The next time you read something about dogs and how to handle or train them, after you’ve bitten through the crunchy sugar coating, take some time to mull the information over. You may find that that first bite leaves you with a toothache.

Beware the message

hands of drowning person reaching above water

Don't help them, you'll only reinforce their fear of water!

When I read many of the blogs, forums or other posts regarding dog training I get the impression that the writer is well intentioned but the information they are sharing is either wrong or misleading.

Words are loaded. They come with meanings we may agree with, or don’t. I have a list of words I hate. Or at least strongly dislike. I dislike them, and try to avoid using them because unless they are clearly defined they are open to interpretation by the reader. Words like; pack leader, coddle and alpha. We should be specific as to what we mean by the use of words. Someone’s- calm, assertive leader, may be my- bully who doesn’t know how to read dogs. Telling someone not to ‘coddle’ their dog may be interpreted as- don’t protect your dog from things that scare them- advice that can be very, very dangerous. Alpha, well, alpha just needs to go away.

I have had to bite my tongue on a forum in which someone with a fearful dog is being told to ‘wait for non-fearful behavior and then reward it’. We know that dogs repeat behavior they are rewarded for but seriously, this is how dog trainers are working with fear-based behaviors? Imagine telling a parent to drop their kid who is afraid of the water into the deep end where they’ll be over their head and only come to their aid when they start offering non-drowning behaviors. If they do pull the kid out right away they will only be reinforcing their fear of water. Huh?

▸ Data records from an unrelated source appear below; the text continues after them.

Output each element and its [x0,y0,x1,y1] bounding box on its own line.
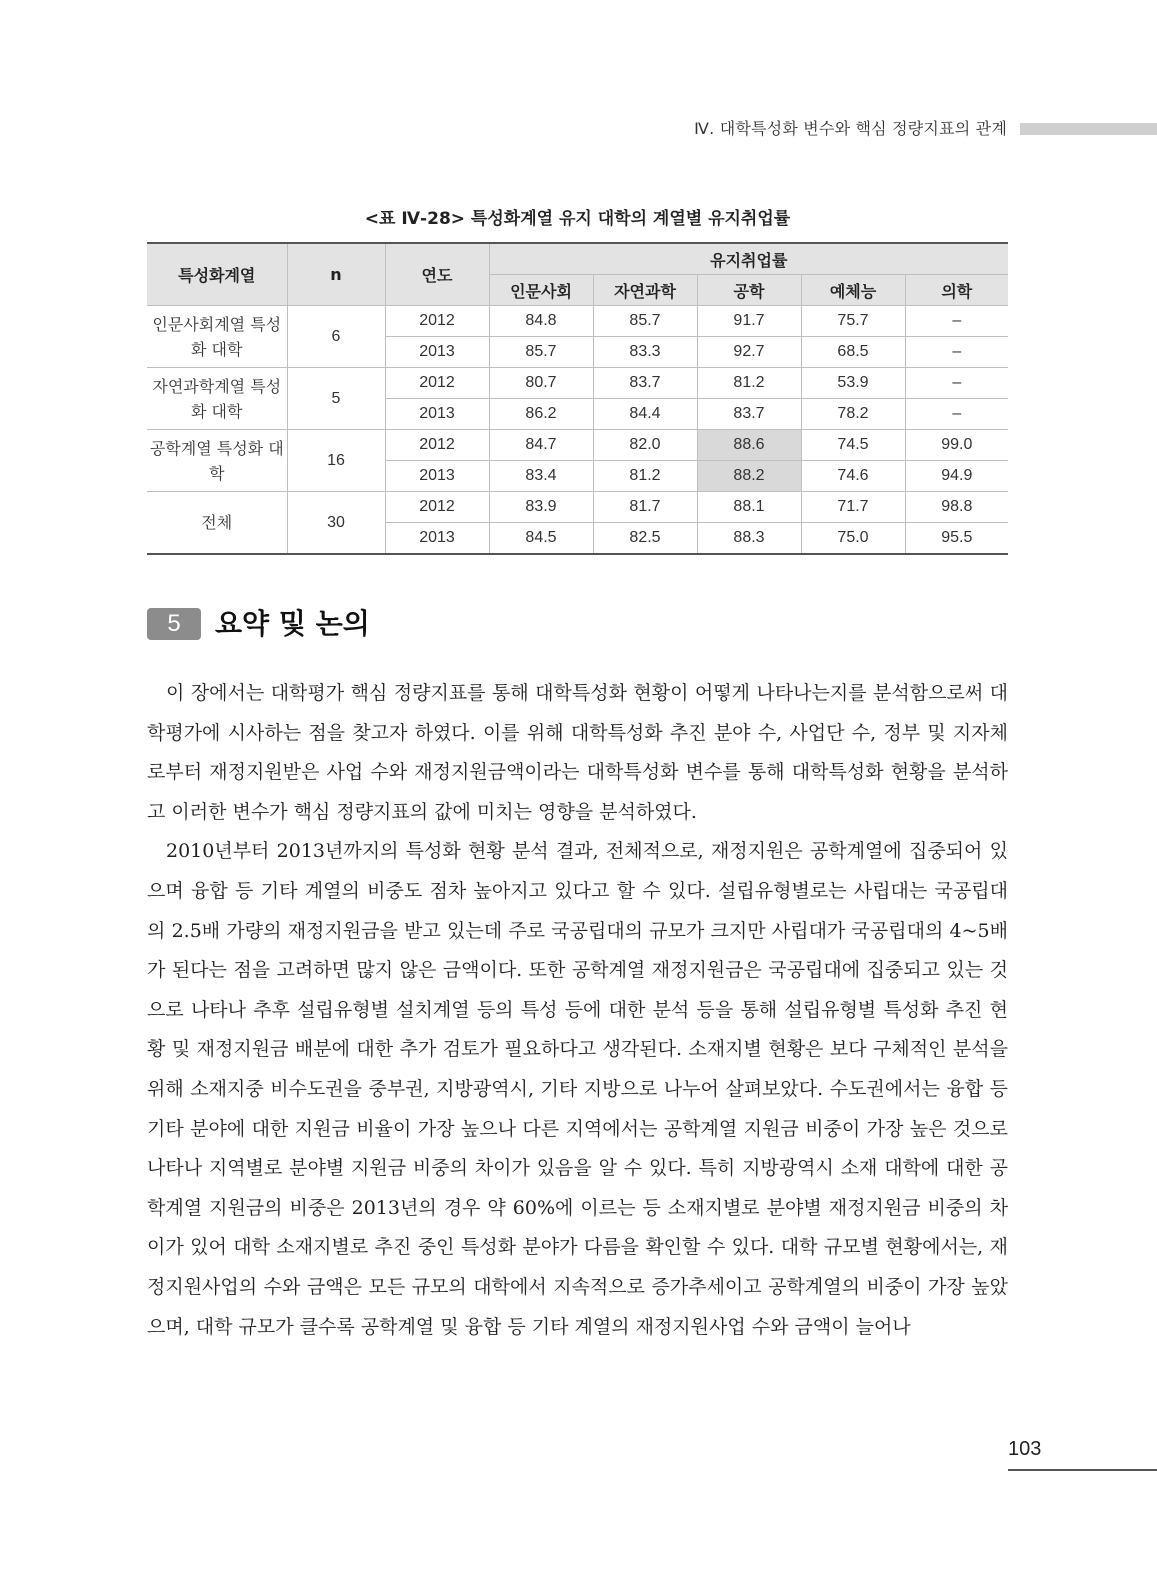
cell-value: 83.9 [489,492,593,523]
table-row [147,368,1008,399]
group-name [147,492,287,555]
cell-value: 92.7 [697,337,801,368]
group-n: 6 [287,306,385,368]
cell-value: 83.4 [489,461,593,492]
cell-value: 98.8 [905,492,1008,523]
group-name [147,306,287,368]
cell-value: – [905,368,1008,399]
cell-value: 68.5 [801,337,905,368]
table-caption: <표 Ⅳ-28> 특성화계열 유지 대학의 계열별 유지취업률 [364,209,791,229]
row-year: 2012 [385,492,489,523]
group-n: 16 [287,430,385,492]
cell-value: 95.5 [905,523,1008,555]
table-body [147,306,1008,555]
cell-value: 84.7 [489,430,593,461]
page-number: 103 [1008,1438,1042,1460]
row-year: 2013 [385,399,489,430]
header-n: n [287,243,385,306]
header-field: 인문사회 [489,275,593,306]
cell-value: 85.7 [593,306,697,337]
cell-value: 84.5 [489,523,593,555]
table-header [147,243,1008,306]
header-field: 예체능 [801,275,905,306]
row-year: 2012 [385,306,489,337]
section-number: 5 [147,608,201,640]
cell-value: 53.9 [801,368,905,399]
table-row [147,492,1008,523]
group-name-text: 공학계열 특성화 대학 [149,438,284,483]
cell-value: 84.8 [489,306,593,337]
cell-value: – [905,399,1008,430]
row-year: 2013 [385,461,489,492]
running-header-title: Ⅳ. 대학특성화 변수와 핵심 정량지표의 관계 [694,119,1007,138]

Why are dogs afraid to begin with? There may be underlying medical conditions that need to be addressed. They may not have been exposed to the things that scare them either when they needed to be exposed in order to develop the ability to deal with them appropriately, or how they needed to be exposed to feel safe around them. Bottomline is the dog doesn’t have the skills to deal with the situation. Waiting for them to develop those skills while they are terrified makes no sense.

Dogs are not choosing to be afraid and they are also not choosing their response to their terror. All of the ‘nothing in life is free’, or ‘earn to learn’ training techniques fall on deaf ears when one is dealing with the more immediate concern of saving one’s life.